You can use this service at any time—even if disaster strikes—and rest assured knowing that no one will be able to access your files unless you accepted their access requests. You'll also never worry about losing important documents again!
Learn more about how to start safely saving and sharing your files here.
You are gone and your family doesn’t know anything about your digital presence. Now what? You must prepare yourself and your family for this kind of scenario.
When a family member passes away, it can be challenging to know how to manage their digital footprint. But it's not just about the content that you've shared online—you also need to make sure that your family has access to all of the information they need about your digital presence. Here's how:
Assign a family member or close friend to oversee the process and make sure everything is in order (they should use their best judgment in determining what information needs to be made public and what doesn't).
Create a list of all of your social media accounts (Facebook, Twitter, Instagram, etc.), along with any other platforms where you have an audience (such as LinkedIn). Make sure they know where their accounts are located, who they're linked to, what passwords they use and how to change them if necessary (for example, if one person needs access while another does not).
Make sure there are copies of any important documents like wills or trusts so they can be forwarded if necessary. In this particular case, we highly recommend a service like HelpYouFind.Me described above, which lets you upload and share all of your important documents through different categories with only the people you choose to share it with. Not even HelpYouFind.Me can get access to any of their user’s data, and that says a lot in some of today’s agreements against data privacy.
Edit privacy settings on your social media profiles periodically. As much as you want everyone to know about your two-month Eurotrip, a best friend's bachelorette, or even your birthday, think twice about openly letting anyone know exactly where you are right now or soon heading.
Social media sites are a great way to stay connected with friends and family. However, if you're not careful, your digital footprint can be used against you.
The best way to protect your privacy is by using the privacy settings on social media sites appropriately. For example, Facebook has a setting that lets you determine whether others can access your posts and photos, as well as who can tag them in an event (Facebook Live). These settings are helpful because it prevents someone from using their personal information against them.

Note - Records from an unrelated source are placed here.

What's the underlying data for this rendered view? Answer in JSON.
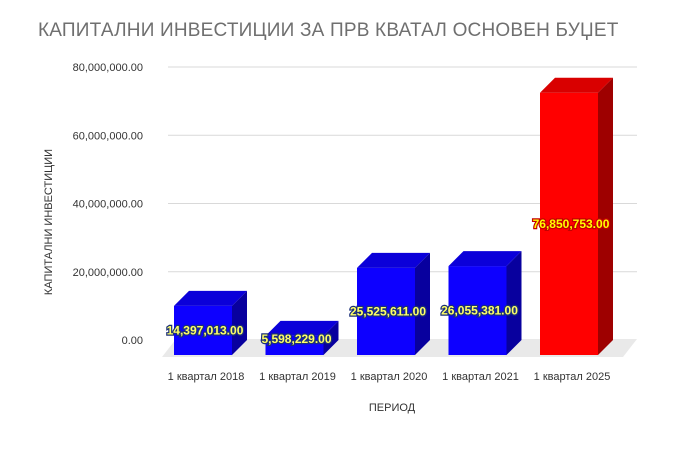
{
  "chart_data": {
    "type": "bar",
    "title": "КАПИТАЛНИ ИНВЕСТИЦИИ ЗА ПРВ КВАТАЛ ОСНОВЕН БУЏЕТ",
    "xlabel": "ПЕРИОД",
    "ylabel": "КАПИТАЛНИ ИНВЕСТИЦИИ",
    "categories": [
      "1 квартал 2018",
      "1 квартал 2019",
      "1 квартал 2020",
      "1 квартал 2021",
      "1 квартал 2025"
    ],
    "values": [
      14397013.0,
      5598229.0,
      25525611.0,
      26055381.0,
      76850753.0
    ],
    "data_labels": [
      "14,397,013.00",
      "5,598,229.00",
      "25,525,611.00",
      "26,055,381.00",
      "76,850,753.00"
    ],
    "yticks": [
      "0.00",
      "20,000,000.00",
      "40,000,000.00",
      "60,000,000.00",
      "80,000,000.00"
    ],
    "ylim": [
      0,
      80000000
    ],
    "grid": true,
    "style": "3d",
    "colors": {
      "bars": [
        "#0d00ff",
        "#0d00ff",
        "#0d00ff",
        "#0d00ff",
        "#ff0000"
      ],
      "grid": "#d9d9d9",
      "floor": "#e9e9e9",
      "label_fill": [
        "#ffff66",
        "#ffff66",
        "#ffff66",
        "#ffff66",
        "#ffff00"
      ]
    }
  }
}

Also, use privacy settings on websites and apps that request too much information. For example, if someone asks for your email address and phone number when signing up for an account at a new site or app, they may use that information against you later on down the line.
When it comes to your digital footprint, the more you know about how to manage it, the better off you'll be. The more secure you are, the less you have to worry about random strangers looking into your personal life leading to high risks for yourself and those close to you.
Social media has changed the way we interact with one another and the way we do business. Hence, you should take care of your digital footprint so that it will have a positive effect rather than a negative one. By following these simple steps, you will be able to avoid having your social media accounts hacked or compromised which sometimes can lead to identity theft or something else very similar to it. It is also good for your future endeavors because in this world that we live in today, once something is posted online, it stays there forever.
Take some time out of your day to go through these steps and secure not only your but also your loved ones' accounts, better safe than sorry.